Echinococcus granulosus canadensis (EG) in Maine Moose: Suggestions for Dog Owners
By Anne Lichtenwalner, DVM, PhD, University of Maine Extension, and Lee Kantar, Maine Department of Inland Fisheries and Wildlife
During a 2012 survey of Maine hunter-harvested moose, Echinococcus granulosus (EG) cysts were found in a number of moose lungs. EG is a very small tapeworm that has a two part life-cycle: one in canids (coyotes/foxes/domestic dogs) and the second in ruminant-type animals, such as moose or sheep. Although EG can infect humans, the form that is known to do so most often is the domestic, or sheep-dog, genotype. Genetic testing of the Maine tapeworms found that this EG is the northern, wild-type form. This form is unlikely to cause human disease. However, finding EG in moose suggests that likely wild canids (such as coyotes) in Maine are infected and that possibly domestic dogs are infected as well. If dogs are infected, then their owners could be exposed.
The risk to people is low, but breaking the tapeworm cycle is simple, and can reduce that risk even more.
- Wear waterproof gloves when dressing out game.
- Keep your dog away from game (moose/deer) viscera.
- Thoroughly cook all game meat.
- If your dog might contact dead game (or gut piles), use a wormer effective against tapeworms at least twice yearly.
- Talk to your vet about a plan to minimize the risk of EG exposure.
How do moose get EG?
Moose may browse where infected wild or domestic canids have defecated. The eggs are in the canid feces, and these eggs are the form that infects the moose.
What is a “canid”?
Canid is a term referring to a dog-like animal. For this form of echinococcus, canid hosts could include coyotes, wolves or domestic dogs.
What happens when the moose gets EG?
There will be cysts, or fluid pockets, in the moose’s lungs or liver.
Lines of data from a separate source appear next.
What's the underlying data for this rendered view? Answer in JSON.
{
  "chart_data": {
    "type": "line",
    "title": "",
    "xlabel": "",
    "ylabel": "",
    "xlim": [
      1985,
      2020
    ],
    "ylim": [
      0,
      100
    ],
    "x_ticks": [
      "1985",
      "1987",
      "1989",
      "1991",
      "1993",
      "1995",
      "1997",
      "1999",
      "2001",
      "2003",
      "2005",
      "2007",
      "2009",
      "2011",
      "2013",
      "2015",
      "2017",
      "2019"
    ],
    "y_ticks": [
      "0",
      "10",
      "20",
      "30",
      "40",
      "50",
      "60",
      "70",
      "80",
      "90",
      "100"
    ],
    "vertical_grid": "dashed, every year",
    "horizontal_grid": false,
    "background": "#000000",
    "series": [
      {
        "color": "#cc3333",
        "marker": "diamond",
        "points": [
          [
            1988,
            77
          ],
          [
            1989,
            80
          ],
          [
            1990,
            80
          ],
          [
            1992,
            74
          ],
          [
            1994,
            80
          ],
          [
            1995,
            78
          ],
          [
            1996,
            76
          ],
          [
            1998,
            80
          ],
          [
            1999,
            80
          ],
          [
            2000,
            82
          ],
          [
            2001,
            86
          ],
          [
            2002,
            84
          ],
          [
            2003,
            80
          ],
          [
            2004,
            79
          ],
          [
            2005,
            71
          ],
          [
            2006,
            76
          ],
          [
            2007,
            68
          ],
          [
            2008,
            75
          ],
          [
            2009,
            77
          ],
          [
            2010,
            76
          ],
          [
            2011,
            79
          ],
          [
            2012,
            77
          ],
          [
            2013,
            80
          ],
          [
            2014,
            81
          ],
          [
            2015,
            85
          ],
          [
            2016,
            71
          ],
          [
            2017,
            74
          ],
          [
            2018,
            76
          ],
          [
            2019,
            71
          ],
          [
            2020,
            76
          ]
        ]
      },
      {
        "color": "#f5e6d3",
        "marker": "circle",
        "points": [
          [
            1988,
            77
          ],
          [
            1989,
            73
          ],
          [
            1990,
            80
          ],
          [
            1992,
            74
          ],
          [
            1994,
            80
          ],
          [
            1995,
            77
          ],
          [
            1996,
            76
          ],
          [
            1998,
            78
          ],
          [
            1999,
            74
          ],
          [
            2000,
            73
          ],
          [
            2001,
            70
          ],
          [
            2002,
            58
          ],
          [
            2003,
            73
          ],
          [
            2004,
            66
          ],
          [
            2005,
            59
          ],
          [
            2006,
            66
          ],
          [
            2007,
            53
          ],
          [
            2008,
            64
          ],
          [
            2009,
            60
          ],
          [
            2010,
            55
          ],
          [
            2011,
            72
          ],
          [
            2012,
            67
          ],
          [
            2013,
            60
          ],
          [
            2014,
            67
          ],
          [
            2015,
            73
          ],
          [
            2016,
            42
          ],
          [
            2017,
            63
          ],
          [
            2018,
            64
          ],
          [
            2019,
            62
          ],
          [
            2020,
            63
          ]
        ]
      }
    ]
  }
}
These cysts contain the scolex, which is the infective form for the canid host.
How does the canid host get EG?
The canid (wild or domestic) consumes the cysts from the moose lung or liver. These cysts are still infective after the organs are removed from the moose (“gutting”).
How could a human get EG?
The adult tapeworm lives in the intestines of the canid host, and eggs that are infective to the moose, or to humans, are passed in the canid’s feces. Humans may become infected by ingesting eggs of the parasite picked up by contact with canid feces; this could happen with poor hand-washing practices.